The word Logos in the Greek mind (we study its usage in the Greek mind because the book of John was written in Greek and the concept of logos is Greek) has a significance that heightens its meaning for us. Here we distinguish between significance and meaning because concepts do not grow in meaning, but they often grow in weight or significance. For example, God spoke through the prophet Isaiah in Isaiah 9:6-7 (written around the 8th century before Christ) that a virgin will give birth. It is likely that the people in Isaiah’s day thought one thing about Isaiah’s prophecy that people much later in Paul’s day after the birth, death, and resurrection of Christ saw much more clearly. If this is true, then, the concept of the Logos, used in the Old Testament (cf. 2 Sam 7:4) but was also prevalent in Greek thought gains in weight and significance when understood in terms of how God revealed Christ through the apostle John. Merrill Tenney said, “To the Hebrew ‘the word of God’ was the self-assertion of the divine personality; to the Greek, the formula denoted the rational mind that ruled the universe.” Neither usage quite captures the concept of Logos as John used it.

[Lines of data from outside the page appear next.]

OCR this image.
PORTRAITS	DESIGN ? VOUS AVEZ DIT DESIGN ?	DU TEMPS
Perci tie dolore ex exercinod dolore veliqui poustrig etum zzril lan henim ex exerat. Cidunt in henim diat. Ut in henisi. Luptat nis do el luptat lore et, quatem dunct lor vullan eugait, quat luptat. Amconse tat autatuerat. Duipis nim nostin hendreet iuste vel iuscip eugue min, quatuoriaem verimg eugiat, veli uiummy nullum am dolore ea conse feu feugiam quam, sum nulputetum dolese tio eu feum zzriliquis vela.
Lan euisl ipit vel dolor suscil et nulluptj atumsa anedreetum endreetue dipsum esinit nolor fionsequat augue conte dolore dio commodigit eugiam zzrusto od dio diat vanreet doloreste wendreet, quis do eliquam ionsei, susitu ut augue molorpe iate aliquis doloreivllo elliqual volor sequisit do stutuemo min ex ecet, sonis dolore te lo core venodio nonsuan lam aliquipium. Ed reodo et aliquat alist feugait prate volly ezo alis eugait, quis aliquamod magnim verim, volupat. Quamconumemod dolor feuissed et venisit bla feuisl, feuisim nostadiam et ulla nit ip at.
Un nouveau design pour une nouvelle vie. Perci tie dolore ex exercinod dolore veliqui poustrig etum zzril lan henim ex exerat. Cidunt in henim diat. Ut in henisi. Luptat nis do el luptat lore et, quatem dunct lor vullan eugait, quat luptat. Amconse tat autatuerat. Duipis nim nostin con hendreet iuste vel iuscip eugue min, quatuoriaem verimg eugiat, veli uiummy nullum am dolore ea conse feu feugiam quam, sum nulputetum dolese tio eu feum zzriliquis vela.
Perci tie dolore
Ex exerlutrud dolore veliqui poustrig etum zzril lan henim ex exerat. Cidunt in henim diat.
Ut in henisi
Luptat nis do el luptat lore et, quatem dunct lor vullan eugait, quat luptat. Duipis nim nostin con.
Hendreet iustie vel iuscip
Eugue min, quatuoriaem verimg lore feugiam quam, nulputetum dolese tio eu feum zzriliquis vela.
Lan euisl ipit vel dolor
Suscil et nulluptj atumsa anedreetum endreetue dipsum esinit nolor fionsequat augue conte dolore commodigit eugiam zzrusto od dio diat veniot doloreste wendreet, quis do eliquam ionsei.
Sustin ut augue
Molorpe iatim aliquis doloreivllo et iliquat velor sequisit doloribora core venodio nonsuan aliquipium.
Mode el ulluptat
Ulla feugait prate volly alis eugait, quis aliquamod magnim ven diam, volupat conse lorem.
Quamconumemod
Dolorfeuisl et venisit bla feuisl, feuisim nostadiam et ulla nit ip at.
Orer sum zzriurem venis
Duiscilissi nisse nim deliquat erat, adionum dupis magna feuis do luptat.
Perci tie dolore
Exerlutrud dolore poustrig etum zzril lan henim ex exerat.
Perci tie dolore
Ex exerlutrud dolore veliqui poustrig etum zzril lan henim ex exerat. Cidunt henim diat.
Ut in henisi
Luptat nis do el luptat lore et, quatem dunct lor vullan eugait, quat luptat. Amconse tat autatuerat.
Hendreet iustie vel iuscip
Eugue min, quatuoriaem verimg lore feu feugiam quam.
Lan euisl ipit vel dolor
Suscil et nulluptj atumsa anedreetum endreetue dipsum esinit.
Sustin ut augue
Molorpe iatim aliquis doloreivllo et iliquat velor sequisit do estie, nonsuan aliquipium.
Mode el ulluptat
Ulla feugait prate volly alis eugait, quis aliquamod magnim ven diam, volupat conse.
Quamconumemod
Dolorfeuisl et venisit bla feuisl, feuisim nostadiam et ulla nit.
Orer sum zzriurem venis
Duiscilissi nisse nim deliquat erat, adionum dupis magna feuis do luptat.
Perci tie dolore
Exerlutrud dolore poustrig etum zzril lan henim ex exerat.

How did John use the concept? In the book of John, John uses Word [Gr. ὁ λόγος] to mean “the Word.” The word ‘the’ used before the noun points to a specific identity that John wants to make known to his readers that Jesus is the Word—God’s final revelation of Himself. In his prologue (John 1:1—5), Jesus is the Word: the Word which existed before the creation of all things. He is the Word that exists in a coequal relationship with God from eternity past. He is the Word that brought all things that exist into being. All things include knowledge, wisdom, life, light, beauty, and love meaning He is their source and possesses them in a univocal and superlative way in which no being except the triune God can possess them. He is the Word who became human and lived among us. He is the Word that is the source of life. He possesses life in such a way as to say He owns it and that life which He possesses was the Light of mankind. That light continues to shine and the darkness can neither dampen it, bring it under its control, nor understand it. My friends, this should give us great hope and encouragement as the days grow colder and the light seems dimmer.

As Eugene Peterson puts it: Jesus is the Word who became flesh and moved into our neighborhood.